On Wed, Aug 31, 2022 at 01:46:49PM -0400, John Hawkinson wrote:
> Derek Martin <inva...@pizzashack.org> wrote on Wed, 31 Aug 2022
> at 13:39:42 EDT in <20220831173942.gb13...@bladeshadow.org>:
> 
> > It's been my experience that if you read your mail on anything other
> > than a phone, the 72-character line width is fine, and even on a phone
> > if you turn it sideways it's still fine.  My preferred solution, then,
> > has been to stick with following the standards and assume that if you
> > insist on reading mail on a hand-held device that can't accommodate
> > the standard, and/or refuse to rotate it so that it can, then you get
> > what you get, it's your choice and the consequences of your choice are
> > on you.
> 
> That'd be true if we were sending emails to ourselves
> but a lot of us send email to people who read their mail primarily
> or exclusively on phones and in desktop GUIs that don't approximate
> 72-chars.
I don't see why this matters, because as I already pointed out, any
desktop GUI MUA will have no trouble displaying 72 character lines
wrapped as they are, and any *reasonable* mobile can do the same by
rotating it.

Where there IS significant difficulty, however, is with lines that
wrap unevenly, because the display is too narrow to display the whole
line, as well as with lines that are too long.  Neither mobile nor
desktop clients inherently impose this problem on their users; but YOU
do, when you choose to manually wrap your lines either too long or too
short, or not at all.

If, as the user, your complaint is extra white space at the end of the
line, increase the font size (either desktop or mobile) or change the
width of your desktop client.  That, too, is a choice that's on you.
If your issue is that you have to make the text too big to fit so you
can read it, then either you need to update the prescription of your
glasses so you can make the text smaller, or if that's not a viable
fix for you, then you have simply made the wrong choice of device for
your needs.

> What tends to happen is those people psychologically view
> hard-wrapped 72-char emails as ugly and they become a far less
> effective means of communication than other people's emails are,
> regardless of conscious choice.

This is unscientific nonsense.  There actually is significant
psychological research into the ideal line length for reading.
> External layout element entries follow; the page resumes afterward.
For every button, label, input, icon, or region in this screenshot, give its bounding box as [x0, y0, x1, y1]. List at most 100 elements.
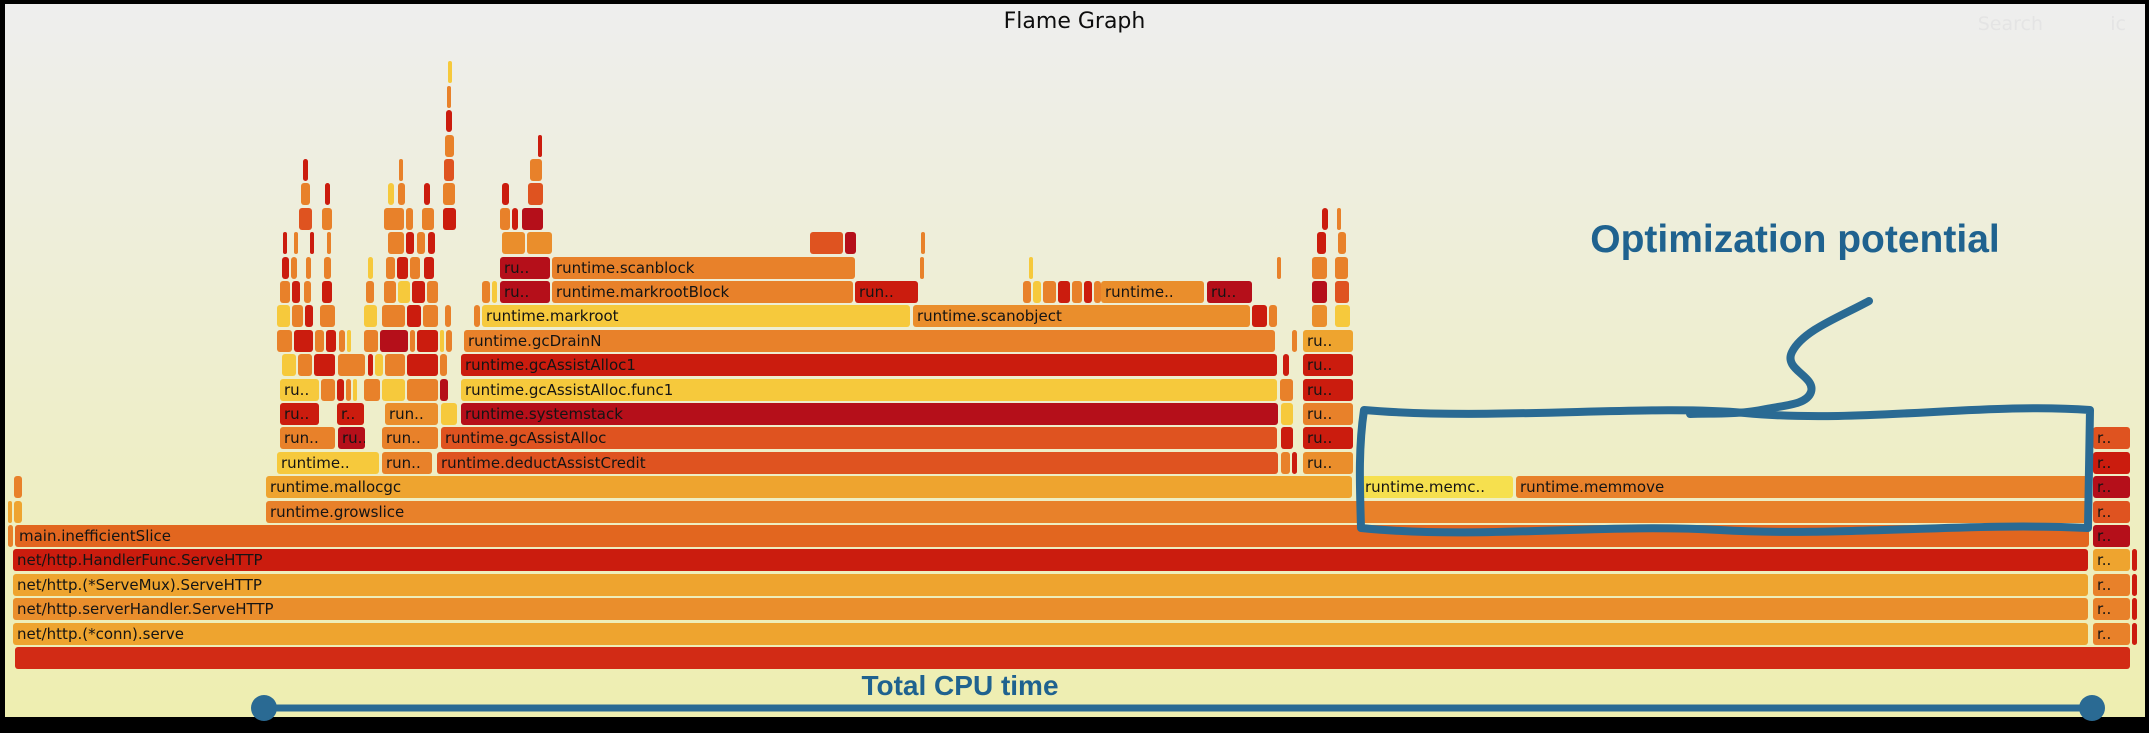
flame-frame[interactable]: [1335, 256, 1348, 279]
frame-runtime-memc[interactable]: runtime.memc..: [1361, 476, 1513, 499]
flame-frame[interactable]: [388, 232, 404, 255]
flame-frame[interactable]: [386, 256, 395, 279]
frame-ru[interactable]: ru..: [1303, 451, 1353, 474]
flame-frame[interactable]: [301, 183, 310, 206]
flame-frame[interactable]: [310, 232, 314, 255]
flame-frame[interactable]: [368, 354, 373, 377]
flame-frame[interactable]: [380, 329, 408, 352]
flame-frame[interactable]: [1312, 281, 1327, 303]
frame-run[interactable]: run..: [855, 281, 918, 303]
flame-frame[interactable]: [291, 256, 297, 279]
flame-frame[interactable]: [407, 354, 438, 377]
flame-frame[interactable]: [417, 329, 438, 352]
flame-frame[interactable]: [492, 281, 497, 303]
flame-frame[interactable]: [441, 403, 457, 425]
flame-frame[interactable]: [292, 281, 300, 303]
flame-frame[interactable]: [1277, 256, 1281, 279]
frame-r[interactable]: r..: [2093, 500, 2130, 523]
flame-frame[interactable]: [1252, 305, 1267, 328]
frame-net-http-conn-serve[interactable]: net/http.(*conn).serve: [13, 622, 2088, 645]
flame-frame[interactable]: [528, 183, 543, 206]
flame-frame[interactable]: [382, 378, 405, 401]
flame-frame[interactable]: [412, 281, 425, 303]
flame-frame[interactable]: [277, 305, 290, 328]
flame-frame[interactable]: [375, 354, 383, 377]
flame-frame[interactable]: [1335, 281, 1349, 303]
frame-runtime-gcassistalloc1[interactable]: runtime.gcAssistAlloc1: [461, 354, 1277, 377]
flame-frame[interactable]: [1023, 281, 1031, 303]
frame-net-http-servemux-servehttp[interactable]: net/http.(*ServeMux).ServeHTTP: [13, 573, 2088, 596]
frame-runtime-gcdrainn[interactable]: runtime.gcDrainN: [464, 329, 1275, 352]
flame-frame[interactable]: [406, 232, 414, 255]
flame-frame[interactable]: [1269, 305, 1277, 328]
flame-frame[interactable]: [445, 305, 451, 328]
flame-frame[interactable]: [292, 305, 303, 328]
search-button[interactable]: Search: [1977, 13, 2043, 35]
flame-frame[interactable]: [364, 329, 378, 352]
flame-frame[interactable]: [368, 256, 373, 279]
flame-frame[interactable]: [325, 183, 330, 206]
flame-frame[interactable]: [474, 305, 480, 328]
flame-frame[interactable]: [417, 232, 425, 255]
frame-net-http-serverhandler-servehttp[interactable]: net/http.serverHandler.ServeHTTP: [13, 598, 2088, 621]
frame-ru[interactable]: ru..: [1207, 281, 1252, 303]
frame-runtime-scanobject[interactable]: runtime.scanobject: [913, 305, 1250, 328]
flame-frame[interactable]: [15, 647, 2130, 669]
frame-ru[interactable]: ru..: [280, 403, 319, 425]
flame-frame[interactable]: [398, 183, 405, 206]
flame-frame[interactable]: [446, 329, 452, 352]
frame-ru[interactable]: ru..: [500, 256, 550, 279]
flame-frame[interactable]: [1281, 427, 1293, 450]
flame-frame[interactable]: [388, 183, 394, 206]
flame-frame[interactable]: [14, 500, 22, 523]
flame-frame[interactable]: [303, 159, 308, 181]
flame-frame[interactable]: [530, 159, 542, 181]
frame-ru[interactable]: ru..: [500, 281, 550, 303]
frame-r[interactable]: r..: [2093, 549, 2130, 572]
flame-frame[interactable]: [384, 207, 404, 230]
frame-runtime-deductassistcredit[interactable]: runtime.deductAssistCredit: [437, 451, 1278, 474]
flame-frame[interactable]: [339, 329, 345, 352]
frame-runtime[interactable]: runtime..: [277, 451, 379, 474]
flame-frame[interactable]: [502, 183, 509, 206]
frame-run[interactable]: run..: [382, 427, 438, 450]
flame-frame[interactable]: [324, 256, 331, 279]
frame-runtime-memmove[interactable]: runtime.memmove: [1516, 476, 2088, 499]
flame-frame[interactable]: [407, 305, 421, 328]
flame-frame[interactable]: [500, 207, 510, 230]
flame-frame[interactable]: [410, 329, 415, 352]
flame-frame[interactable]: [326, 329, 336, 352]
flame-frame[interactable]: [1281, 403, 1293, 425]
flame-frame[interactable]: [298, 354, 312, 377]
flame-frame[interactable]: [2132, 622, 2137, 645]
flame-frame[interactable]: [1094, 281, 1101, 303]
flame-frame[interactable]: [428, 232, 435, 255]
flame-frame[interactable]: [440, 378, 448, 401]
frame-r[interactable]: r..: [2093, 598, 2130, 621]
flame-frame[interactable]: [304, 281, 311, 303]
flame-frame[interactable]: [445, 134, 454, 157]
flame-frame[interactable]: [1312, 256, 1327, 279]
flame-frame[interactable]: [502, 232, 525, 255]
frame-ru[interactable]: ru..: [1303, 329, 1353, 352]
flame-frame[interactable]: [347, 329, 351, 352]
frame-r[interactable]: r..: [2093, 525, 2130, 547]
frame-ru[interactable]: ru..: [1303, 354, 1353, 377]
frame-r[interactable]: r..: [2093, 622, 2130, 645]
flame-frame[interactable]: [338, 354, 365, 377]
flame-frame[interactable]: [2132, 598, 2137, 621]
flame-frame[interactable]: [314, 354, 335, 377]
frame-runtime-scanblock[interactable]: runtime.scanblock: [552, 256, 855, 279]
flame-frame[interactable]: [427, 281, 438, 303]
flame-frame[interactable]: [399, 159, 403, 181]
flame-frame[interactable]: [294, 329, 313, 352]
flame-frame[interactable]: [444, 159, 454, 181]
frame-run[interactable]: run..: [280, 427, 335, 450]
frame-net-http-handlerfunc-servehttp[interactable]: net/http.HandlerFunc.ServeHTTP: [13, 549, 2088, 572]
flame-frame[interactable]: [538, 134, 542, 157]
flame-frame[interactable]: [1292, 451, 1297, 474]
flame-frame[interactable]: [14, 476, 22, 499]
frame-ru[interactable]: ru..: [1303, 403, 1353, 425]
flame-frame[interactable]: [1335, 305, 1350, 328]
frame-r[interactable]: r..: [337, 403, 364, 425]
There's
some variation, but the consensus seems to come in at about 60-75
characters, at a width of roughly 4-5".  I won't cite sources because
they are ubiquitous; you can google them yourself.  Long lines cause
problems for readers because the length makes it difficult to find
where (vertically) the lines begin and end.  Short lines cause
problems because of too much scanning back and forth, breaking the
reader's rhythm.  Works well for poetry (where the rhythm is largely
the point), but not much else.

Nearly all modern hand-helds are within a reasonable margin of being
4-5" long, and can easily display 75-character lines within their
length, so again rotating the phone makes it perfectly readable, and
actually provides pretty close to optimal reading conditions.  Anyone
who's reading e-mail regularly on a Nokia 8210 is an idiot, and
deserves what they get for intentionally choosing to do something so
idiotically counterproductive.

> It's great if you can choose the people who read your emails

I don't know anyone in that boat; and even if I did, it doesn't
counter a single thing I've said.

> As for standards-compliance, that's a red herring. Long lines are
> not going to trip up any modern client, they're just not.

It may be less relevant today, but it's still relevant.  While the
original reason for the standard was that the myriad of clients would
display long lines improperly or not at all, these days it's not
really about clients.  Sendmail truncates lines at 998 characters.  It
is not alone.

[It's conceivable this has become untrue since last I checked, but I
doubt it, and assuming so is not wise.  Besides which, I'd be shocked
to discover that all internet sites are on the most modern versions of
their MTAs. It just doesn't happen.]

But as for the clients, Kurt is correct that modern clients will use
QP format to avoid long lines. But that doesn't help you if you are
stuck using a legacy client you don't have control over for whatever
reason (as a former sysadmin I've seen this type of problem more times
than I can count), or generate messages via a script that sends the
body directly to sendmail, etc..

The bottom line is there is absolutely no reason why hard-wrapped
lines of plain text at 72 characters should ever need to display
unreadably for any desktop user, or even anyone on any reasonable
mobile device which can rotate lines parallel to their longer side,
that doesn't boil down to the choice of the user.  Flouting the
standards is a bad habit to be in.  They exist for good reason; if you
choose to abandon them you do so at your own peril, and the rest of us
should not be expected to accommodate you.